Entdeckung der Schneekegelhöhle
Auf der Suche nach der Almberg Eis-und Tropfsteinhöhle wird die damals noch völlig unbekannte Schneekegelhöhle zufällig von Mitgliedern der FHKF und des Verein für Höhlenkunde München im Sommer 1978 entdeckt. Zunächst sind sich die Teilnehmer ihrer Neuentdeckung gar nicht bewusst. Erst als der mitgebrachte Höhlenplan nicht zu stimmen scheint werden sie stutzig…

Rast beim Aufstieg

Rast beim Aufstieg

Eisstromhalle

Eisstromhalle

Es folgen viele Forschungs- und Vermessungstouren, bei denen auch eine Fotodokumentation erstellt wird. Doch schließlich scheint die Schneekegelhöhle völlig erforscht; es können keine neuen Teile mehr entdeckt werden. Im Jahr 1979 hat die Schneekegelhöhle, nach abgeschlossener Vermessung, 810 Meter Gesamtganglänge, einen Höhenunterschied von 94 Metern. Hauptattraktion der Höhle sind die großen Eisflächen der Eisstromhalle, bizarre Eisbildungen am Eissee und der Schneekegel, der sich unter einem Tagschacht gebildet hat und für die Namensgebung ausschlaggebend war. Nachdem die Höhle erforscht zu sein scheint, richten die Forscher ihre Interessen auf andere Forschungsprojekte und es wird still um die Schneekegelhöhle…

Eisstromhalle

Eisstromhalle

Vermessung

Vermessung


Eisnadel

Eisnadel

Schneekegel

Schneekegel

Wiederaufnahme der Forschung 2004
…. bis auf einmal, während einer Höhlenbefahrung durch einen der Entdecker, ein neuer Gang entdeckt wird, der durch den Rückgang der Eisfläche in der Eisstromhalle freigegeben wurde. Aufs Neue ist der Forschungsenthusiasmus zurückgekehrt und so organisiert der Verein Forschungsgruppe Höhle und Karst Franken e.V. (FHKF) in Zusammenarbeit mit dem örtlichen Verein für Höhlenkunde in Obersteier (VHO) im August 2004 ein Forschungslager in der Schneekegelhöhle.
In insgesamt 5 Tagen, die von den Forschern in der Schneekegelhöhle verbracht werden, können mehrere vielversprechende Fortsetzungen entdeckt werden. Darunter der Schlüsselcanyon, der stetig abwärts in ein wahres Gang- und Schachtlabyrinth zu führen scheint und die Fortsetzung in der Eisnadelspalte, die aufgrund ihres Aussehens „Dickdarm“ getauft wurde. Während nur zwei Tagen Vermessung konnte die Gesamttiefe der Schneekegelhöhle um fast 50% vergrößert werden. Grund für die möglich gewordenen Neuentdeckungen ist vor allem die Eisschmelze der Schneekegelhöhle.

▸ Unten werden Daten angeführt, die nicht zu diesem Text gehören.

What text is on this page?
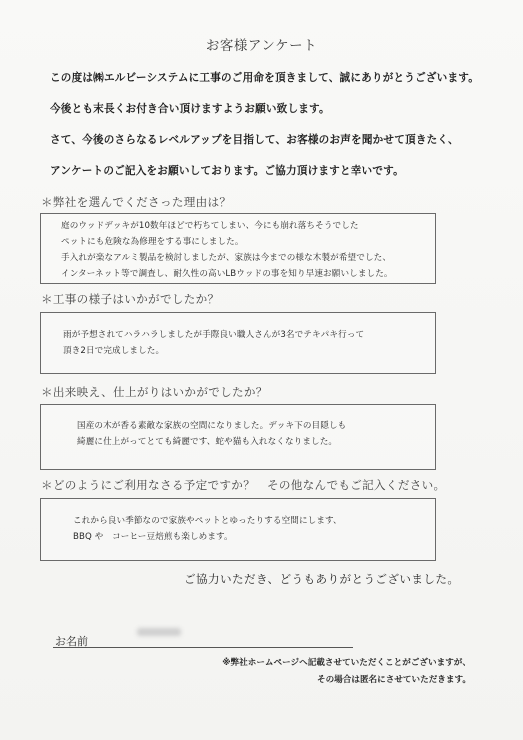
お客様アンケート
この度は㈱エルビーシステムに工事のご用命を頂きまして、誠にありがとうございます。
今後とも末長くお付き合い頂けますようお願い致します。
さて、今後のさらなるレベルアップを目指して、お客様のお声を聞かせて頂きたく、
アンケートのご記入をお願いしております。ご協力頂けますと幸いです。
＊弊社を選んでくださった理由は？
庭のウッドデッキが10数年ほどで朽ちてしまい、今にも崩れ落ちそうでした
ペットにも危険な為修理をする事にしました。
手入れが楽なアルミ製品を検討しましたが、家族は今までの様な木製が希望でした、
インターネット等で調査し、耐久性の高いLBウッドの事を知り早速お願いしました。
＊工事の様子はいかがでしたか？
雨が予想されてハラハラしましたが手際良い職人さんが3名でテキパキ行って
頂き2日で完成しました。
＊出来映え、仕上がりはいかがでしたか？
国産の木が香る素敵な家族の空間になりました。デッキ下の目隠しも
綺麗に仕上がってとても綺麗です、蛇や猫も入れなくなりました。
＊どのようにご利用なさる予定ですか？　その他なんでもご記入ください。
これから良い季節なので家族やペットとゆったりする空間にします、
BBQ や　コーヒー豆焙煎も楽しめます。
ご協力いただき、どうもありがとうございました。
お名前
※弊社ホームページへ記載させていただくことがございますが、
その場合は匿名にさせていただきます。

Es folgen zahlreiche Forschungstouren, welche die Gesamtganglänge der Schneekegelhöhle rasch über 2 Kilometer treiben. Große Hallen, Schächte, verwinkelte Gänge und zahlreiche Kletterstellen wechseln sich ab. Eine Befahrung der Schneekegelhöhle ist dadurch technisch anspruchsvoll.

Eine große Schachtserie (Traumcanyon) ermöglicht es, das Horizontalhöhlenniveau der Schneekegelhöhle zu verlassen. Über einen 100m tiefen Direktschacht und weitere kleinere Schächte konnte in fast 300m Tiefe vorgestoßen werden und ein aktiver Wasserlauf gefunden werden. Die Forschung in diesem Bereich ist besonders schwierig, da witterungsbedingt immer nur ein kleines Zeitfenster für weitere Vorstöße zur Verfügung steht.